Arctic & Antarctica

ANT - More Plants Could Begin to 'Invade the Antarctic Peninsula' as the Frozen Continent Warms

This week some of the country’s top Antarctic scientists met in Christchurch to share the latest research on the continent. Reporter LEE KENNY joined the delegates to discover what the future holds for New Zealand’s frozen neighbour.

When you picture Antarctica you may see a cold, desolate place, where only the hardiest ecosystems can survive.

In the future, however, it may be different.

Plants and insects could flourish as climate change makes temperatures more conducive to supporting life.

The University of Waikato’s Professor Ian Hawes is an expert on Antarctic aquatic ecosystems.

He says when trying to predict what a warmer Antarctica will be like, scientists can look at similar environments, such as in the Arctic and New Zealand’s Subantarctic Islands.
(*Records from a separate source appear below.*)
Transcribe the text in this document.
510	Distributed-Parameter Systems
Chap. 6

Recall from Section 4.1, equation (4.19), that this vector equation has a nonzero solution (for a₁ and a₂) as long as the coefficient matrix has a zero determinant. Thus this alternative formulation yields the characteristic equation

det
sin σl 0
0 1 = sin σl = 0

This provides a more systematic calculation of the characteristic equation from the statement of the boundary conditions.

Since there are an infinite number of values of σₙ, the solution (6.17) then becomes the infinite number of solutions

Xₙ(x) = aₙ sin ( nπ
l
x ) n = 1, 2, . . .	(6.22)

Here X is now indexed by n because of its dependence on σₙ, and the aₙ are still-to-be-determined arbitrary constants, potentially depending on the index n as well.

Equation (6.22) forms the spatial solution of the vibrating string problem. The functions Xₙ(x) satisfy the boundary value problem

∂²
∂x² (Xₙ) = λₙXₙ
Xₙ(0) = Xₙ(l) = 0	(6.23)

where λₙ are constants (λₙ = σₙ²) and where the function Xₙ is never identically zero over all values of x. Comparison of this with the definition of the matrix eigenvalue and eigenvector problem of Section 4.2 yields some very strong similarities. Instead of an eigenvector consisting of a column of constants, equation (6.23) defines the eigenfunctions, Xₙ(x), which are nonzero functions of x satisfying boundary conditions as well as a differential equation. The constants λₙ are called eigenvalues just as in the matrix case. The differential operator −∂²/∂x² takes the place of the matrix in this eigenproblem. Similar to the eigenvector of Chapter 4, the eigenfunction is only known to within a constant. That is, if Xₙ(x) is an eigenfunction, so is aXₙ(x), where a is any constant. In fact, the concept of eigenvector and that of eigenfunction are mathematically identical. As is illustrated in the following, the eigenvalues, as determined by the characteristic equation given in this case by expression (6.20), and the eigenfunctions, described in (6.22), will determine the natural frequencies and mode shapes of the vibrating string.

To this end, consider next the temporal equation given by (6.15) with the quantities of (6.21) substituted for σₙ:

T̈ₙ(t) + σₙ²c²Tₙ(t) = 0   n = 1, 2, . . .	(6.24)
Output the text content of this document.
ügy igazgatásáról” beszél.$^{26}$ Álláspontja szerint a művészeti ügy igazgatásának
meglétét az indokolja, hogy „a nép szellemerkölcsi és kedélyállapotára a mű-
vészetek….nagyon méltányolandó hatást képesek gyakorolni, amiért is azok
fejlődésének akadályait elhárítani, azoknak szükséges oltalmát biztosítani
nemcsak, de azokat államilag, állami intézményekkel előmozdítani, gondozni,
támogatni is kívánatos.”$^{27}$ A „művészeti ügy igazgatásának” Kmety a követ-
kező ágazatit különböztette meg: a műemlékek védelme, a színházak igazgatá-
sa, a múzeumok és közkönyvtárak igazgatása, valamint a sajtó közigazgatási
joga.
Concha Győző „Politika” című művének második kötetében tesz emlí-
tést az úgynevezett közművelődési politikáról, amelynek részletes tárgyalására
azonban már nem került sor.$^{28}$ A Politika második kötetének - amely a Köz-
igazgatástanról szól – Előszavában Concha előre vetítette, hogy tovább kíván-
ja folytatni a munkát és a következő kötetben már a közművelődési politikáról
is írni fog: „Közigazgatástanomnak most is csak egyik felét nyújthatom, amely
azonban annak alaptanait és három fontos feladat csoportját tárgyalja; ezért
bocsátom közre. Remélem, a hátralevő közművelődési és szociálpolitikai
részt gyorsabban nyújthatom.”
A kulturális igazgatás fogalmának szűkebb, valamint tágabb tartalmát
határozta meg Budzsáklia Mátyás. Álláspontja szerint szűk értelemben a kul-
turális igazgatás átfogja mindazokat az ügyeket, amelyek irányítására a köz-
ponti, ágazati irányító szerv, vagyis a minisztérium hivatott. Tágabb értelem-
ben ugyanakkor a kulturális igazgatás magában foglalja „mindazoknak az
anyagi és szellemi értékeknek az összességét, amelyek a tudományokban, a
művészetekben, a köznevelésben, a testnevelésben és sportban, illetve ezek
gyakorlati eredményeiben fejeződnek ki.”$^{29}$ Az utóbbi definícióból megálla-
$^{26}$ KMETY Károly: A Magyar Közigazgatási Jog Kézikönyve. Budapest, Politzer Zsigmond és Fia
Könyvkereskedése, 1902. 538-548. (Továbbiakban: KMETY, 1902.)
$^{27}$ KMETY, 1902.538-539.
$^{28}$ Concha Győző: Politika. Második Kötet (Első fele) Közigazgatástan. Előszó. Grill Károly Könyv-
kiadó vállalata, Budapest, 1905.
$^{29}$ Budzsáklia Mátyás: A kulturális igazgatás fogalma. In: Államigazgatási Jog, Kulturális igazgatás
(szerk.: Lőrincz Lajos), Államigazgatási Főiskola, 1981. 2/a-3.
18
“The warmest parts of Antarctica are beginning to merge towards the coldest parts of the Subantarctic, where we have much greater diversity of mosses, lichens and flowering plants,” he says.

“In the Subantarctic we have organisms that can subsist under the conditions which are gradually beginning to develop in the warmer parts of Antarctica.”

One of the early changes could be more plants “beginning to invade the Antarctic Peninsula”, while small invertebrates could also take a toehold on the continent.